Despite these obstacles (not to mention wigs that could be horribly distracting if the actors wearing them did not have the ability to rip our attention away from staring for too long), Tony Estrella, Jim O'Brien, Jeanine Kane and Steve Kidd easily engage and suck us in to their struggles. Shaky British accents level off early on and we are drawn towards the contrast of Cambridge and Prague. Silent suffering and wild abandon struggle with each other on both ends. Tom Gleadow seems miscast as Nigel, the fetching Esme's ex-husband, but he carries the role with such flair that we go back to pointing at the artistic team for that decision, not him. Casey-Seymour Kim delivers with subtlety and bombast all at once and reminds us of the intricacy of her performance in Gamm's 'Scarlet Letter' from last season. Aside from chewing more scenery than her frame would seem to allow while noisily pondering the mindset of Sappho (and flirting with O'Briens Max), Kim is a performer you'll watch no matter what the subject. Karen Carpenter and Amanda Ruggiero handle their multiple roles with more than adequate differentiation in character and do so with the added challenge of 80's period costuming that assumes people only wore one cliché the entire period. Also unfortunately attired is Kyle Blanchette who musters up what he can but is outpaced by a clearly far more seasoned cast.
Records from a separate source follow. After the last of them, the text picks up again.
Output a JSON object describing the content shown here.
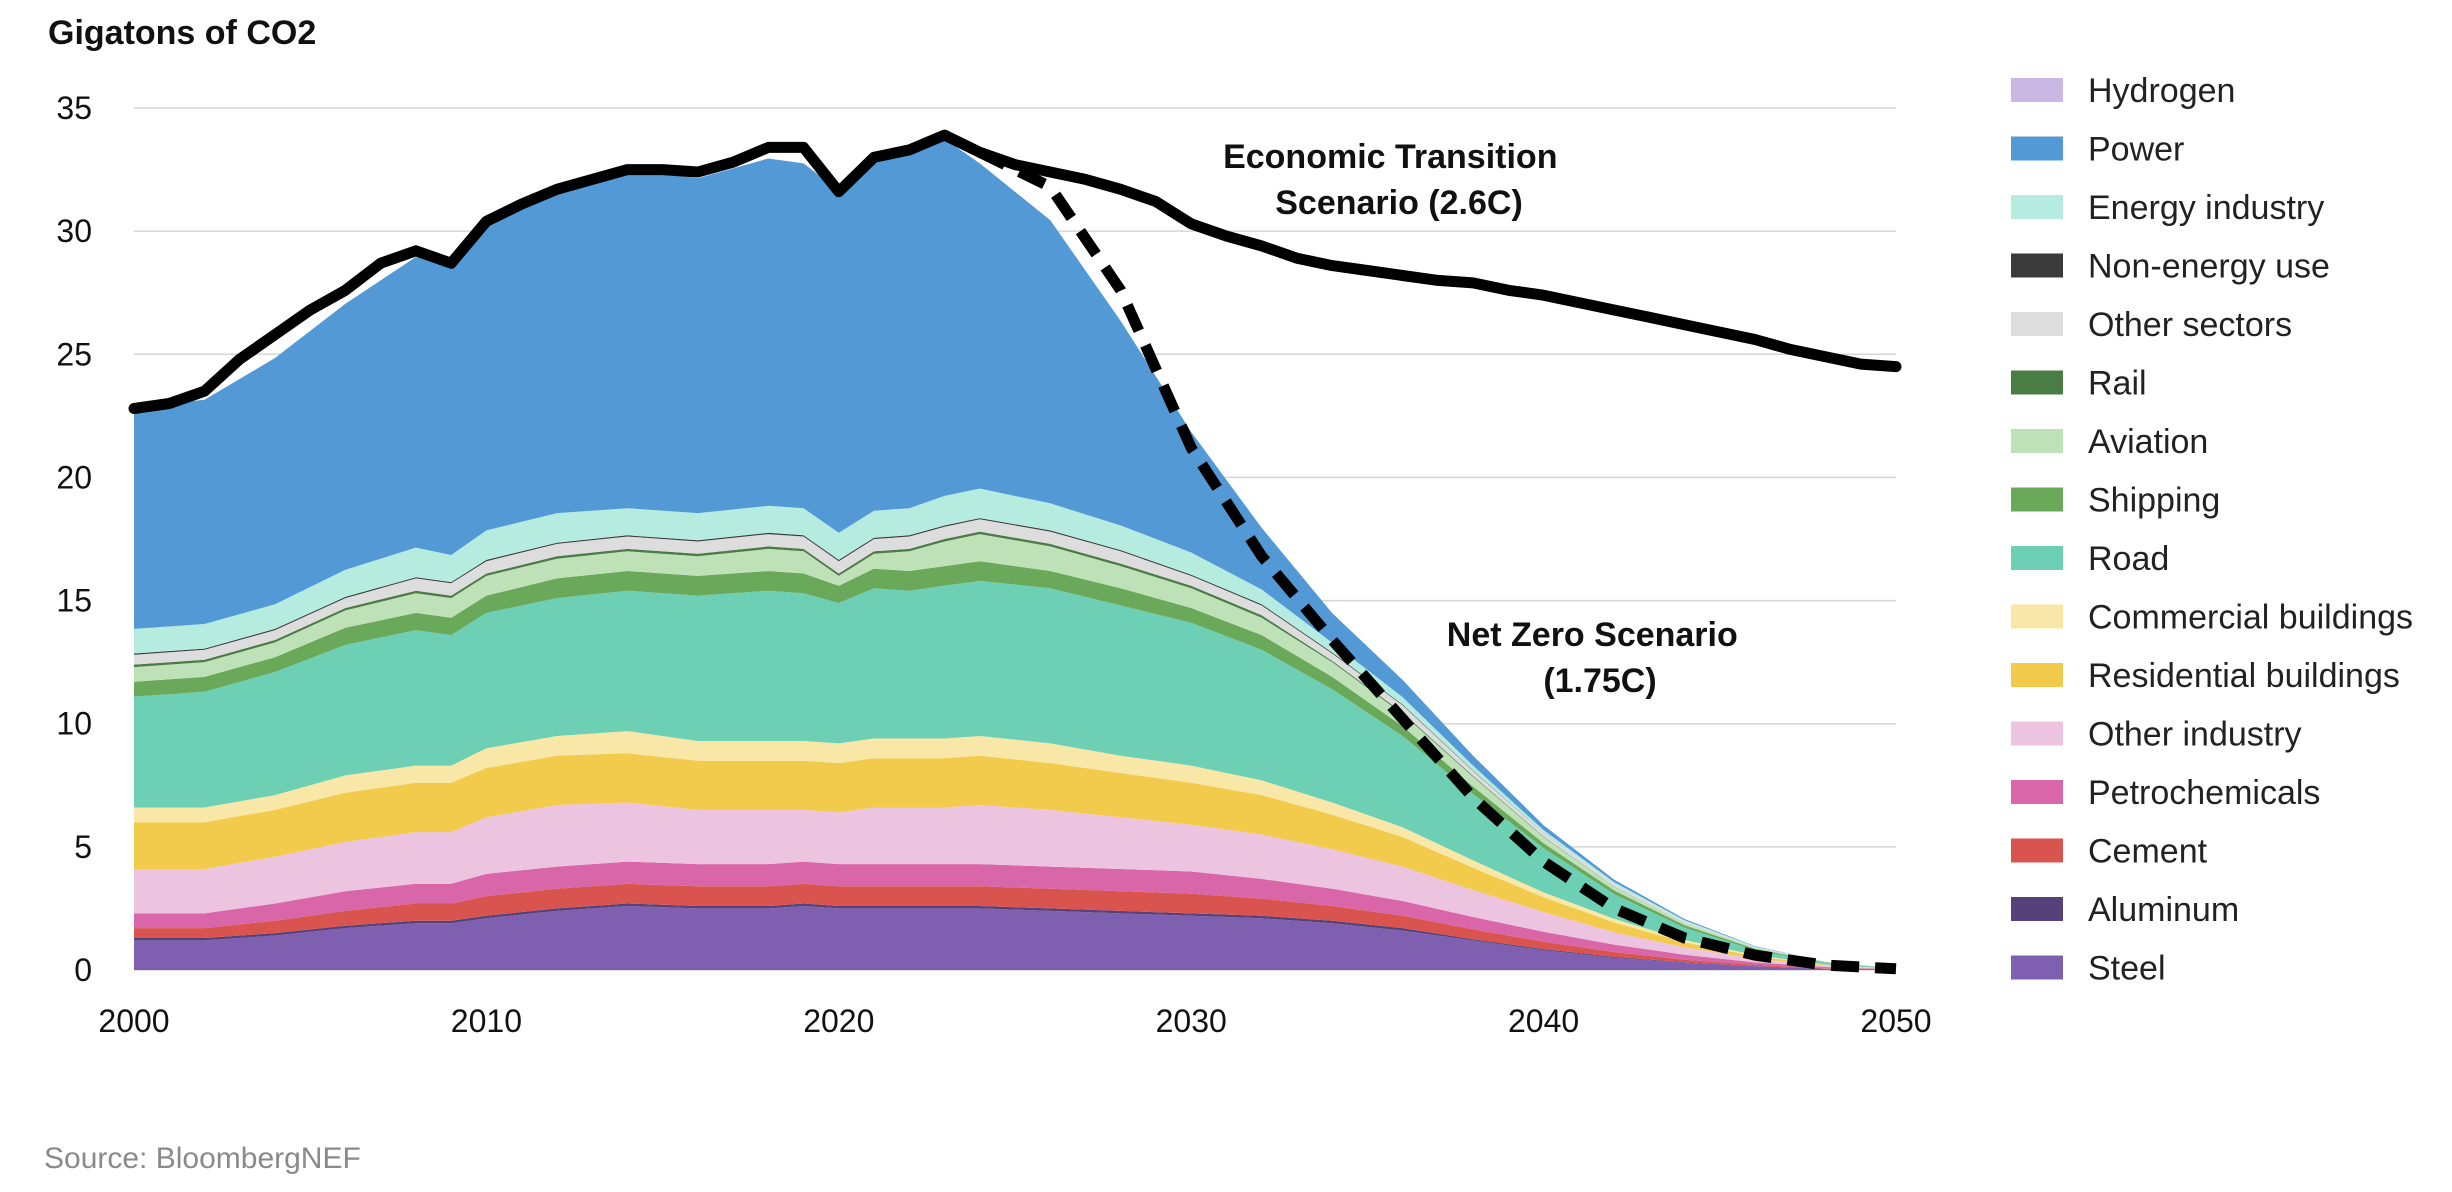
{
  "chart_data": {
    "type": "area",
    "title": "",
    "ylabel": "Gigatons of CO2",
    "xlabel": "",
    "source": "Source: BloombergNEF",
    "xlim": [
      2000,
      2050
    ],
    "ylim": [
      0,
      35
    ],
    "grid": true,
    "legend_position": "right",
    "xticks": [
      "2000",
      "2010",
      "2020",
      "2030",
      "2040",
      "2050"
    ],
    "yticks": [
      "0",
      "5",
      "10",
      "15",
      "20",
      "25",
      "30",
      "35"
    ],
    "x": [
      2000,
      2002,
      2004,
      2006,
      2008,
      2009,
      2010,
      2012,
      2014,
      2016,
      2018,
      2019,
      2020,
      2021,
      2022,
      2023,
      2024,
      2026,
      2028,
      2030,
      2032,
      2034,
      2036,
      2038,
      2040,
      2042,
      2044,
      2046,
      2048,
      2050
    ],
    "series": [
      {
        "name": "Steel",
        "color": "#7e5fb0",
        "values": [
          1.2,
          1.2,
          1.4,
          1.7,
          1.9,
          1.9,
          2.1,
          2.4,
          2.6,
          2.5,
          2.5,
          2.6,
          2.5,
          2.5,
          2.5,
          2.5,
          2.5,
          2.4,
          2.3,
          2.2,
          2.1,
          1.9,
          1.6,
          1.2,
          0.8,
          0.5,
          0.3,
          0.15,
          0.05,
          0.02
        ]
      },
      {
        "name": "Aluminum",
        "color": "#56417a",
        "values": [
          0.1,
          0.1,
          0.1,
          0.1,
          0.1,
          0.1,
          0.1,
          0.1,
          0.1,
          0.1,
          0.1,
          0.1,
          0.1,
          0.1,
          0.1,
          0.1,
          0.1,
          0.1,
          0.1,
          0.1,
          0.1,
          0.1,
          0.1,
          0.05,
          0.05,
          0.03,
          0.02,
          0.01,
          0.0,
          0.0
        ]
      },
      {
        "name": "Cement",
        "color": "#d9534f",
        "values": [
          0.4,
          0.4,
          0.5,
          0.6,
          0.7,
          0.7,
          0.8,
          0.8,
          0.8,
          0.8,
          0.8,
          0.8,
          0.8,
          0.8,
          0.8,
          0.8,
          0.8,
          0.8,
          0.8,
          0.8,
          0.7,
          0.6,
          0.5,
          0.4,
          0.3,
          0.2,
          0.1,
          0.05,
          0.02,
          0.0
        ]
      },
      {
        "name": "Petrochemicals",
        "color": "#d966a8",
        "values": [
          0.6,
          0.6,
          0.7,
          0.8,
          0.8,
          0.8,
          0.9,
          0.9,
          0.9,
          0.9,
          0.9,
          0.9,
          0.9,
          0.9,
          0.9,
          0.9,
          0.9,
          0.9,
          0.9,
          0.9,
          0.8,
          0.7,
          0.6,
          0.5,
          0.4,
          0.3,
          0.2,
          0.1,
          0.05,
          0.01
        ]
      },
      {
        "name": "Other industry",
        "color": "#ecc4df",
        "values": [
          1.8,
          1.8,
          1.9,
          2.0,
          2.1,
          2.1,
          2.3,
          2.5,
          2.4,
          2.2,
          2.2,
          2.1,
          2.1,
          2.3,
          2.3,
          2.3,
          2.4,
          2.3,
          2.1,
          1.9,
          1.8,
          1.6,
          1.4,
          1.1,
          0.8,
          0.5,
          0.3,
          0.15,
          0.05,
          0.01
        ]
      },
      {
        "name": "Residential buildings",
        "color": "#f2ca4c",
        "values": [
          1.9,
          1.9,
          1.9,
          2.0,
          2.0,
          2.0,
          2.0,
          2.0,
          2.0,
          2.0,
          2.0,
          2.0,
          2.0,
          2.0,
          2.0,
          2.0,
          2.0,
          1.9,
          1.8,
          1.7,
          1.6,
          1.4,
          1.2,
          0.9,
          0.6,
          0.4,
          0.2,
          0.1,
          0.03,
          0.01
        ]
      },
      {
        "name": "Commercial buildings",
        "color": "#f8e7a6",
        "values": [
          0.6,
          0.6,
          0.6,
          0.7,
          0.7,
          0.7,
          0.8,
          0.8,
          0.9,
          0.8,
          0.8,
          0.8,
          0.8,
          0.8,
          0.8,
          0.8,
          0.8,
          0.8,
          0.7,
          0.7,
          0.6,
          0.5,
          0.4,
          0.3,
          0.2,
          0.15,
          0.1,
          0.05,
          0.02,
          0.0
        ]
      },
      {
        "name": "Road",
        "color": "#6dd0b4",
        "values": [
          4.5,
          4.7,
          5.0,
          5.3,
          5.5,
          5.3,
          5.5,
          5.6,
          5.7,
          5.9,
          6.1,
          6.0,
          5.7,
          6.1,
          6.0,
          6.2,
          6.3,
          6.3,
          6.1,
          5.8,
          5.3,
          4.6,
          3.7,
          2.7,
          1.8,
          1.0,
          0.5,
          0.2,
          0.07,
          0.02
        ]
      },
      {
        "name": "Shipping",
        "color": "#6aa85a",
        "values": [
          0.6,
          0.6,
          0.6,
          0.7,
          0.7,
          0.7,
          0.7,
          0.8,
          0.8,
          0.8,
          0.8,
          0.8,
          0.7,
          0.8,
          0.8,
          0.8,
          0.8,
          0.7,
          0.7,
          0.6,
          0.6,
          0.5,
          0.4,
          0.3,
          0.2,
          0.15,
          0.1,
          0.05,
          0.02,
          0.0
        ]
      },
      {
        "name": "Aviation",
        "color": "#bfe1b8",
        "values": [
          0.6,
          0.6,
          0.6,
          0.7,
          0.8,
          0.8,
          0.8,
          0.8,
          0.8,
          0.8,
          0.9,
          0.9,
          0.4,
          0.6,
          0.8,
          1.0,
          1.1,
          1.0,
          0.9,
          0.8,
          0.7,
          0.6,
          0.5,
          0.4,
          0.25,
          0.15,
          0.1,
          0.05,
          0.02,
          0.0
        ]
      },
      {
        "name": "Rail",
        "color": "#4a7c45",
        "values": [
          0.1,
          0.1,
          0.1,
          0.1,
          0.1,
          0.1,
          0.1,
          0.1,
          0.1,
          0.1,
          0.1,
          0.1,
          0.1,
          0.1,
          0.1,
          0.1,
          0.1,
          0.1,
          0.1,
          0.1,
          0.1,
          0.05,
          0.05,
          0.03,
          0.02,
          0.01,
          0.0,
          0.0,
          0.0,
          0.0
        ]
      },
      {
        "name": "Other sectors",
        "color": "#dddddd",
        "values": [
          0.4,
          0.4,
          0.4,
          0.4,
          0.5,
          0.5,
          0.5,
          0.5,
          0.5,
          0.5,
          0.5,
          0.5,
          0.5,
          0.5,
          0.5,
          0.5,
          0.5,
          0.5,
          0.5,
          0.4,
          0.4,
          0.3,
          0.3,
          0.2,
          0.15,
          0.1,
          0.05,
          0.02,
          0.0,
          0.0
        ]
      },
      {
        "name": "Non-energy use",
        "color": "#3a3a3a",
        "values": [
          0.05,
          0.05,
          0.05,
          0.05,
          0.05,
          0.05,
          0.05,
          0.05,
          0.05,
          0.05,
          0.05,
          0.05,
          0.05,
          0.05,
          0.05,
          0.05,
          0.05,
          0.05,
          0.05,
          0.05,
          0.05,
          0.04,
          0.03,
          0.02,
          0.01,
          0.0,
          0.0,
          0.0,
          0.0,
          0.0
        ]
      },
      {
        "name": "Energy industry",
        "color": "#b6ebe0",
        "values": [
          1.0,
          1.0,
          1.0,
          1.1,
          1.2,
          1.1,
          1.2,
          1.2,
          1.1,
          1.1,
          1.1,
          1.1,
          1.1,
          1.1,
          1.1,
          1.2,
          1.2,
          1.1,
          1.0,
          0.9,
          0.6,
          0.4,
          0.3,
          0.2,
          0.1,
          0.08,
          0.05,
          0.02,
          0.01,
          0.0
        ]
      },
      {
        "name": "Power",
        "color": "#5299d6",
        "values": [
          9.0,
          9.1,
          10.0,
          10.8,
          11.8,
          11.8,
          12.6,
          13.2,
          13.8,
          13.6,
          14.1,
          14.0,
          13.9,
          14.2,
          14.5,
          14.5,
          13.2,
          11.5,
          8.3,
          4.9,
          2.5,
          1.2,
          0.7,
          0.4,
          0.2,
          0.1,
          0.05,
          0.02,
          0.0,
          0.0
        ]
      },
      {
        "name": "Hydrogen",
        "color": "#c8b8e3",
        "values": [
          0.0,
          0.0,
          0.0,
          0.0,
          0.0,
          0.0,
          0.0,
          0.0,
          0.0,
          0.0,
          0.0,
          0.0,
          0.0,
          0.0,
          0.0,
          0.0,
          0.0,
          0.0,
          0.0,
          0.0,
          0.0,
          0.0,
          0.0,
          0.0,
          0.0,
          0.0,
          0.0,
          0.0,
          0.0,
          0.0
        ]
      }
    ],
    "lines": [
      {
        "name": "Economic Transition Scenario (2.6C)",
        "style": "solid",
        "x": [
          2000,
          2001,
          2002,
          2003,
          2004,
          2005,
          2006,
          2007,
          2008,
          2009,
          2010,
          2011,
          2012,
          2013,
          2014,
          2015,
          2016,
          2017,
          2018,
          2019,
          2020,
          2021,
          2022,
          2023,
          2024,
          2025,
          2026,
          2027,
          2028,
          2029,
          2030,
          2031,
          2032,
          2033,
          2034,
          2035,
          2036,
          2037,
          2038,
          2039,
          2040,
          2041,
          2042,
          2043,
          2044,
          2045,
          2046,
          2047,
          2048,
          2049,
          2050
        ],
        "y": [
          22.8,
          23.0,
          23.5,
          24.8,
          25.8,
          26.8,
          27.6,
          28.7,
          29.2,
          28.7,
          30.4,
          31.1,
          31.7,
          32.1,
          32.5,
          32.5,
          32.4,
          32.8,
          33.4,
          33.4,
          31.6,
          33.0,
          33.3,
          33.9,
          33.2,
          32.7,
          32.4,
          32.1,
          31.7,
          31.2,
          30.3,
          29.8,
          29.4,
          28.9,
          28.6,
          28.4,
          28.2,
          28.0,
          27.9,
          27.6,
          27.4,
          27.1,
          26.8,
          26.5,
          26.2,
          25.9,
          25.6,
          25.2,
          24.9,
          24.6,
          24.5
        ]
      },
      {
        "name": "Net Zero Scenario (1.75C)",
        "style": "dashed",
        "x": [
          2024,
          2026,
          2028,
          2030,
          2032,
          2034,
          2036,
          2038,
          2040,
          2042,
          2044,
          2046,
          2048,
          2050
        ],
        "y": [
          33.2,
          31.8,
          27.6,
          21.2,
          16.8,
          13.4,
          10.2,
          7.0,
          4.4,
          2.5,
          1.3,
          0.6,
          0.2,
          0.05
        ]
      }
    ],
    "annotations": [
      {
        "lines": [
          "Economic Transition",
          "Scenario (2.6C)"
        ]
      },
      {
        "lines": [
          "Net Zero Scenario",
          "(1.75C)"
        ]
      }
    ]
  }
}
One feels that he was the best in college but now has to relearn the craft in an Equity setting.
So the question still remains. Does this team trust the audience to think for itself? Is 'Rock n' Roll' too complicated, too weighty and too overarching to trust to an audience without hammering them over the head with purposeful anachronism and constant fidgeting to keep the eye moving? Perhaps we're meant to be distracted from the omnipresence of the characters Bag and Table who are unrelenting, omnipresent and omniscient. If we notice them too much, we'll question and rebel. Ah...now we get it. It *is* on purpose. Or maybe not. Either way, we're caught thinking.
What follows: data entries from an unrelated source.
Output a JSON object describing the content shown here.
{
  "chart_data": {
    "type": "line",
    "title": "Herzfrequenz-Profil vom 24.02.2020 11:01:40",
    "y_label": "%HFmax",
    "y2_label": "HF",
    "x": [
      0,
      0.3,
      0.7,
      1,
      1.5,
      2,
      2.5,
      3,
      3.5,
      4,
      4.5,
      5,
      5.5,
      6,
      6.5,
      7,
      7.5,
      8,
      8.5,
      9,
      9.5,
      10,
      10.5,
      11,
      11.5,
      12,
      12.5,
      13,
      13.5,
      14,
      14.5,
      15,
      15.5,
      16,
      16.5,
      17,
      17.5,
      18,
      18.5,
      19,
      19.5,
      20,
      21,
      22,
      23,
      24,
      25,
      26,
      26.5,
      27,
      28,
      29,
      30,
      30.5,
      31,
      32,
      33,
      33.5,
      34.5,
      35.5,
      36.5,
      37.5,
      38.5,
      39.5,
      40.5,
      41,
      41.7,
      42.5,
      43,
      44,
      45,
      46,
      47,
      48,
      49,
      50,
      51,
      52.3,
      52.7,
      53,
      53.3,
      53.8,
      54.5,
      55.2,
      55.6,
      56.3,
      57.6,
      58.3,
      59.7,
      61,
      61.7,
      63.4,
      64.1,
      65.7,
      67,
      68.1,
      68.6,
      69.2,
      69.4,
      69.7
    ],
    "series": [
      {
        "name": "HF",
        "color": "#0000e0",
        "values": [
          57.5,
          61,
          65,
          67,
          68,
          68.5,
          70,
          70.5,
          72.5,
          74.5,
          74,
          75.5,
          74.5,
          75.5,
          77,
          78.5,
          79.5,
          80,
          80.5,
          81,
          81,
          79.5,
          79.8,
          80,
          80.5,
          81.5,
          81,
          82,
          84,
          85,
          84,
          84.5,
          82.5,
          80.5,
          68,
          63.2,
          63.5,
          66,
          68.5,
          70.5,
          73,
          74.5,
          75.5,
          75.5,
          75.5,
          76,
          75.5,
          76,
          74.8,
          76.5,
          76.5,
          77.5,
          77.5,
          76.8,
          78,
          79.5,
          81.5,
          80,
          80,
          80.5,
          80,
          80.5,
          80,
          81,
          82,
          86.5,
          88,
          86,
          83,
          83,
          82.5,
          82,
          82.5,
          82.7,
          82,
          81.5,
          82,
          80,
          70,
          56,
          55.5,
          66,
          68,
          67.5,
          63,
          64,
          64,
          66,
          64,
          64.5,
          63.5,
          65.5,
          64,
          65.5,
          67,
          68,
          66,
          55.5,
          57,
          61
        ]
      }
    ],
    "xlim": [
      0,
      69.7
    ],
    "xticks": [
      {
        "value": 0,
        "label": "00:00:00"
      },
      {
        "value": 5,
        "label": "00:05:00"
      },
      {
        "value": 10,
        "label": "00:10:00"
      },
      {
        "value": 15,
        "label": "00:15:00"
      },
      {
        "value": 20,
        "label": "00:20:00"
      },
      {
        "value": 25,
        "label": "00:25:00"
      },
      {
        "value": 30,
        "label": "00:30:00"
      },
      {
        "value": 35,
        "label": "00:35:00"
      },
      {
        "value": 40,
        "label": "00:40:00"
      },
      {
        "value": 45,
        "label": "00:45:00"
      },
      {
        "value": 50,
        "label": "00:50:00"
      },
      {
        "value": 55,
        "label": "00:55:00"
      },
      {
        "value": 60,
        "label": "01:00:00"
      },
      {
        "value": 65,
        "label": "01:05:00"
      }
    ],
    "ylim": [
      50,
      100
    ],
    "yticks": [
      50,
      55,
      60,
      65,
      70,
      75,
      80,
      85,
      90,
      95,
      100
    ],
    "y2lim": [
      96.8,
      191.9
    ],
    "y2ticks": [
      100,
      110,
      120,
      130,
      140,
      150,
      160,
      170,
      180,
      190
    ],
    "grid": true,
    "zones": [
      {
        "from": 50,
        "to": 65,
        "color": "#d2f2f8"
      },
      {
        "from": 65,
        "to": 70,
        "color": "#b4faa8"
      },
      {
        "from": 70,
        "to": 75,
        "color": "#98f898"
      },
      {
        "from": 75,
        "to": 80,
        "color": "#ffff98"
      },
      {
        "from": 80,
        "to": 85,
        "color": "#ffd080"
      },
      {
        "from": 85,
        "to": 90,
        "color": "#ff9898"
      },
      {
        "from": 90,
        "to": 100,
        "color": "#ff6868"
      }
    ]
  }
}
The Plastic People only wanted to make music. But they got co-opted as a political symbol which actually served to bring down an entire system. Syd Barrett just wanted to make music but his music got co-opted into a system that resembled politics. We went to see a play about the politics of thought and got co-opted into thinking about Plastic Bags. Is it worth it? If you're a music geek in general or a Syd Barrett geek in particular - No. You'll be frustrated beyond repair. If you love seeing a talented cast deliver captivating and dynamic yet unnecessarily athletic performances, then Yes. And if you want to go home with something -anything- to think about, then this is your sack, er, bag.
'Rock n Roll' runs at the Sandra Feinstein-Gamm Theatre in Pawtucket through May 30th. Tickets can be purchased online at gammtheatre.org or by calling 401-723-4266. Parking is tough and the car-jockeying postshow is nightmarish. But there is a liquor license and decent coffee so arrive early and leave late.